I hope you find something you can use out of this


----------



## gmann (Sep 19, 2008)

Thanks for the info. It's all useful! And yeah I have a 15W bulb and use liquid testing stuff. I have just picked up a book with freshwater tropical fish that I'll be looking through and finding what kind/amount of each fish I want. I'm looking for no more than 6-8 fish approx.

Would NOW be the time to drain my tank a good ways so I can set up live plants? I really LOVE the way java ferns flow in the water.
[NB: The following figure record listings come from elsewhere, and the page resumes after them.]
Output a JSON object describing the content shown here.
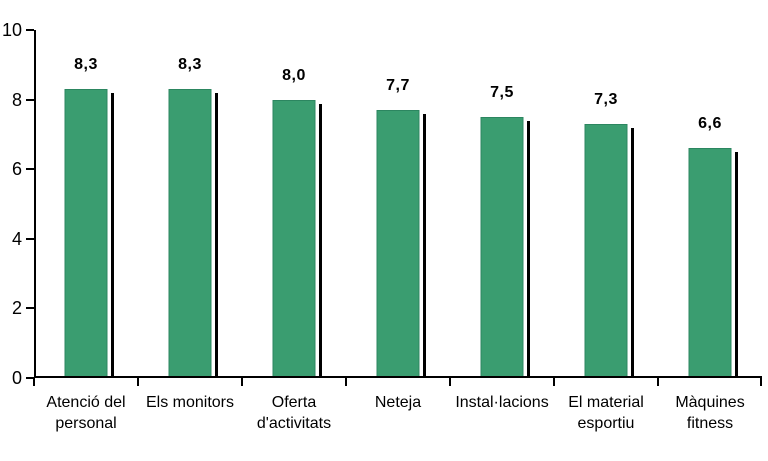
{
  "chart_data": {
    "type": "bar",
    "title": "",
    "xlabel": "",
    "ylabel": "",
    "categories": [
      "Atenció del\npersonal",
      "Els monitors",
      "Oferta\nd'activitats",
      "Neteja",
      "Instal·lacions",
      "El material\nesportiu",
      "Màquines\nfitness"
    ],
    "values": [
      8.3,
      8.3,
      8.0,
      7.7,
      7.5,
      7.3,
      6.6
    ],
    "value_labels": [
      "8,3",
      "8,3",
      "8,0",
      "7,7",
      "7,5",
      "7,3",
      "6,6"
    ],
    "ylim": [
      0,
      10
    ],
    "yticks": [
      0,
      2,
      4,
      6,
      8,
      10
    ],
    "grid": false,
    "legend": null,
    "bar_color": "#3a9d70",
    "bar_border_color": "#2c8660",
    "shadow_color": "#000000",
    "axis_color": "#000000",
    "text_color": "#000000",
    "background_color": "#ffffff"
  }
}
Again, thanks for the input. It helped a lot knowing that I did do just about everything right. Would you have recommend me doing more frequent water changes to remove the ammonia? What do people use when doing water changes and how? I sit at the tub with the water on till it gets to the right temperature, use an old cleaned out 1 gal milk jug and just run back and forth filling it.


----------



## gmann (Sep 19, 2008)

One other plant question. Do plants adapt to their surroundings? My aquarium is only 12" tall and I always see java ferns that are about 20" tall, but are in larger tanks.


----------



## BigBrownTank (Aug 2, 2008)

was i supposed to add salt to my tank???


----------



## gmann (Sep 19, 2008)

Update:

Added 3 big fin zebra danios to my tank last week along with a small java fern plant. The ammonia is down to 0 ppm and ph is hanging where it's been at 7.6 BUT my nitrites still are at around 2... Anyone have any ideas? I've only been feeding them what they are able to eat within about 2 minutes (these guys are SMART, as soon as I open the hood they are up there saying hi to me and waiting to dine) once a day.

I also have been using aged water. I get it out of the faucet into old plastic milk jugs and let it sit for about a week+ with the cap off. 

The fish are VERY active and appear healthy (fins spread, no spots, etc).


----------



## aconrad (Apr 30, 2008)

Your question about the plants, in some plants they will adapt, some are just going to grow right out of the tank or hit the top and keep going. You could always trim the java fern, even though ive never gotten one that tall.


----------